A train journey plays a central role in the plot, and the filmmakers had the Los Angeles district manager for the Pullman Co. design and supervise the construction of a complete Pullman car in the studio to ensure authenticity. The production found its boom town in nearby Santa Ana, where the mayor welcomed the director with the key to the city and extended the cooperation of the fire department, the police and other public amenities to the production. The final act includes a parade and reportedly 4,000 extras.
Double Trouble was completed quickly and released five weeks after the premiere of The Lamb, making its debut in a program consisting of two Triangle features and two Keystone comedy shorts. Double Trouble was singled out by reviewers as the standout of the program, and Fairbanks was warmly received by audiences and critics alike.
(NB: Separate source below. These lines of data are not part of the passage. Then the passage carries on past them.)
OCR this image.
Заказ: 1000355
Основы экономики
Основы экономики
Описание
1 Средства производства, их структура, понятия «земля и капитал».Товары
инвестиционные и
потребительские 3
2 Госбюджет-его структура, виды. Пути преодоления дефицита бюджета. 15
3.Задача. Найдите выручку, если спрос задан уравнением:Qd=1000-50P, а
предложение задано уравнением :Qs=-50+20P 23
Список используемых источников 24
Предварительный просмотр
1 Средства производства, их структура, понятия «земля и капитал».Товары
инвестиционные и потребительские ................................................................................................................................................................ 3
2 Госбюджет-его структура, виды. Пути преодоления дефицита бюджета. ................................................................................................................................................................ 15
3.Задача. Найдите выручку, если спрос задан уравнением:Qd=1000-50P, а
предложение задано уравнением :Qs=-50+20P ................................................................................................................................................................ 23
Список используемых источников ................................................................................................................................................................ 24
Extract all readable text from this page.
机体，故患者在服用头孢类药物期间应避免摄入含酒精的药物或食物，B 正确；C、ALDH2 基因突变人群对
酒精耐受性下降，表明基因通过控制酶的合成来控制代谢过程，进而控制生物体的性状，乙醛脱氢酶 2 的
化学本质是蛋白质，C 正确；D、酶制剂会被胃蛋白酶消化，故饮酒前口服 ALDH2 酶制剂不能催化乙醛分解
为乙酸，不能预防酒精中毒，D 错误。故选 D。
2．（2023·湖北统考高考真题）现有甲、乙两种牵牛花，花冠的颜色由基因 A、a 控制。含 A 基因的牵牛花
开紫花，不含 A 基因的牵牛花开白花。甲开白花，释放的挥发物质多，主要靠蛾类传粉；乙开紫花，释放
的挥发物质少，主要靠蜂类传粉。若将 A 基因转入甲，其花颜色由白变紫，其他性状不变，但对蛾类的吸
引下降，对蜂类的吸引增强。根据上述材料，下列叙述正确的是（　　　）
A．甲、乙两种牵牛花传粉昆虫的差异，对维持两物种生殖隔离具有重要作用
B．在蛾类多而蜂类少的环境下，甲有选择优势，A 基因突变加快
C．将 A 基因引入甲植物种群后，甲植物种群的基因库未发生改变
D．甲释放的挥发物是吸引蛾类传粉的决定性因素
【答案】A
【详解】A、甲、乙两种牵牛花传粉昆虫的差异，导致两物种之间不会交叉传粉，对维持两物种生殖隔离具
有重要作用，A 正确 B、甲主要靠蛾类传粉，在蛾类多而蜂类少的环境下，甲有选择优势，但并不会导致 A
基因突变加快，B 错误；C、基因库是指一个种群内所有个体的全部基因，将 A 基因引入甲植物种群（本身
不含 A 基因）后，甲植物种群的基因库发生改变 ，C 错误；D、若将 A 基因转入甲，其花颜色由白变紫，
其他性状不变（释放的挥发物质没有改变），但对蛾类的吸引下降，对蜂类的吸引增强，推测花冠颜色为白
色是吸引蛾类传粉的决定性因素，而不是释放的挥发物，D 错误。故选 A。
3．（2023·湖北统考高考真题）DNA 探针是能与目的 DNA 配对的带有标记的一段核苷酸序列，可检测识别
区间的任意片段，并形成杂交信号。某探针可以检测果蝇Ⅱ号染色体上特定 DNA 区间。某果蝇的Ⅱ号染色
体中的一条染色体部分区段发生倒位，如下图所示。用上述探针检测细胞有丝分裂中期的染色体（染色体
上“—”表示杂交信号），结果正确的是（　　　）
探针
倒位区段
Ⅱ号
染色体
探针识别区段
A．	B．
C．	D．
It's a curiosity in the career of Fairbanks. Instead of the gymnastic stunts audiences came to expect, Double Trouble displays his talents as a character actor. And it's the first and last time that Fairbanks would play a villain, even in a comic vein. With his next film, His Picture in the Papers (1916), he found the mix of light romance, can-do enthusiasm and acrobatic flourish that would soon make him one of the biggest movie stars in the world.
Sources:
The First King of Hollywood: The Life of Douglas Fairbanks, Tracey Goessel. Chicago Review Press, 2016.
American Silent Horror, Science Fiction and Fantasy Feature Films, 1913-1929, John T. Soister and Henry Nicolella. McFarland and Company, 2012.
Douglas Fairbanks, Jeffrey Vance. University of California Press, 2008.